Exploração privilegia mão-de-obra estrangeira
Segundo líderes comunitários e residentes ouvidos no terreno, as empresas utilizam escavadeiras e maquinaria pesada operadas exclusivamente por cidadãos chineses, apesar da existência de moçambicanos com formação técnica e experiência comprovada.
Muitos profissionais nacionais acabam relegados a funções secundárias ou totalmente afastados das operações, gerando frustração e sensação de injustiça entre os residentes. A disparidade salarial, estimada em 500.000 meticais para operadores estrangeiros, reforça ainda mais a perceção de desigualdade.
Por que a população exige intervenção urgente?
A população defende que a exploração de recursos naturais deve priorizar o emprego local, principalmente para jovens, promovendo desenvolvimento económico e evitando tensões sociais.
Riscos e consequências da falta de fiscalização
Outro ponto levantado pelos residentes é a possibilidade de irregularidades na situação migratória de alguns trabalhadores estrangeiros, o que reforça os apelos por maior fiscalização por parte das autoridades competentes.
Especialistas alertam que a ausência de controle eficaz pode resultar em conflitos sociais, exploração laboral, evasão fiscal e perda de confiança das comunidades, comprometendo a estabilidade social e os benefícios esperados da mineração.
A lei moçambicana permite excluir trabalhadores nacionais?

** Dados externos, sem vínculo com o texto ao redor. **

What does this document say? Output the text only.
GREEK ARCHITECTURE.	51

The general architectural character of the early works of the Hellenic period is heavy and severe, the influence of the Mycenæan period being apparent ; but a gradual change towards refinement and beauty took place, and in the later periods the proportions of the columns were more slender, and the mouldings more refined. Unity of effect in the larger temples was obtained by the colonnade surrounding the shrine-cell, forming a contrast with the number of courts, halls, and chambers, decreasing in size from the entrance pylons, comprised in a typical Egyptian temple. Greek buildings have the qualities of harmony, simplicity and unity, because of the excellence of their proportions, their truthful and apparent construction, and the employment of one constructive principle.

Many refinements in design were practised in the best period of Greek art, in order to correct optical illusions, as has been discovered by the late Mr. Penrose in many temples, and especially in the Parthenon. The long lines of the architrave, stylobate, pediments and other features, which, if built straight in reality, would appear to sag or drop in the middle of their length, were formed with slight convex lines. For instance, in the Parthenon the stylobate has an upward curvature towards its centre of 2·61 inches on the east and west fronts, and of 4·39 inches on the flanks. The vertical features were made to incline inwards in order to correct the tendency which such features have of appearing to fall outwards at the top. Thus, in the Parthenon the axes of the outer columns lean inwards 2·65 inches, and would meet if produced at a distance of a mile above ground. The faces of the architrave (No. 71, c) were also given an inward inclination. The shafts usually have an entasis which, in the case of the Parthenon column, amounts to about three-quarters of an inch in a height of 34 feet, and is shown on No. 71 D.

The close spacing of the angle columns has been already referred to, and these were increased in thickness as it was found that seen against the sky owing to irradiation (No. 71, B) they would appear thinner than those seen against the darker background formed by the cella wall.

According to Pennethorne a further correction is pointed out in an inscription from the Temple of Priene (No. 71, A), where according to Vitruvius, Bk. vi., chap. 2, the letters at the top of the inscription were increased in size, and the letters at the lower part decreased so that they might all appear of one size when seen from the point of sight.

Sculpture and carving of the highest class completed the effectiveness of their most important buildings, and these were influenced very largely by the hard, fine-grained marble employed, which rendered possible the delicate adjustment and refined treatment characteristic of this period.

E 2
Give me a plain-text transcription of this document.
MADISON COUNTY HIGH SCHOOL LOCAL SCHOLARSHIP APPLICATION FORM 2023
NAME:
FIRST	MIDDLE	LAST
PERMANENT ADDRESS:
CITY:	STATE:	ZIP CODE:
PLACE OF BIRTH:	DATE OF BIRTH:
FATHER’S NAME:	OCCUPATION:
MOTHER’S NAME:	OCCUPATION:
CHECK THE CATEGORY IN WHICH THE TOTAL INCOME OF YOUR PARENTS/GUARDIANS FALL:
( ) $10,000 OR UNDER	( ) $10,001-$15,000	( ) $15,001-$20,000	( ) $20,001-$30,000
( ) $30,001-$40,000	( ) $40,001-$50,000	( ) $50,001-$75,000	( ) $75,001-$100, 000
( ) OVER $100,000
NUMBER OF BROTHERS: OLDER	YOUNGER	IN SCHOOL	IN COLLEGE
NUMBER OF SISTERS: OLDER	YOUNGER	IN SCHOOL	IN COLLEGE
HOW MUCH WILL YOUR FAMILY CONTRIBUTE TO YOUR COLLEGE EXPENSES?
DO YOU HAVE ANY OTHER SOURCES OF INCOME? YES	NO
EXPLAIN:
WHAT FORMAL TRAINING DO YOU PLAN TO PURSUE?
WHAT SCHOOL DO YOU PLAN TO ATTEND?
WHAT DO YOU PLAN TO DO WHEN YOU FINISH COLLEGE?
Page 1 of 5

A legislação laboral estabelece que a contratação de estrangeiros deve ocorrer apenas quando não existirem competências nacionais disponíveis, princípio que, segundo denunciantes, não está a ser respeitado nas operações mineiras em Alto Molócuè e Gilé.
Integridade
O caso da Zambézia reflete desafios históricos na gestão de recursos naturais em Moçambique, mostrando que sem fiscalização contínua e políticas firmes de inclusão local, a riqueza mineral pode gerar crescimento económico sem impacto social positivo.
As comunidades de Alto Molócuè e Gilé apelam a uma intervenção urgente das autoridades laborais, migratórias e mineiras para garantir o cumprimento da lei e o direito dos moçambicanos ao emprego no seu próprio país. A mineração de ouro deve beneficiar quem vive na região, promovendo justiça social e desenvolvimento sustentável.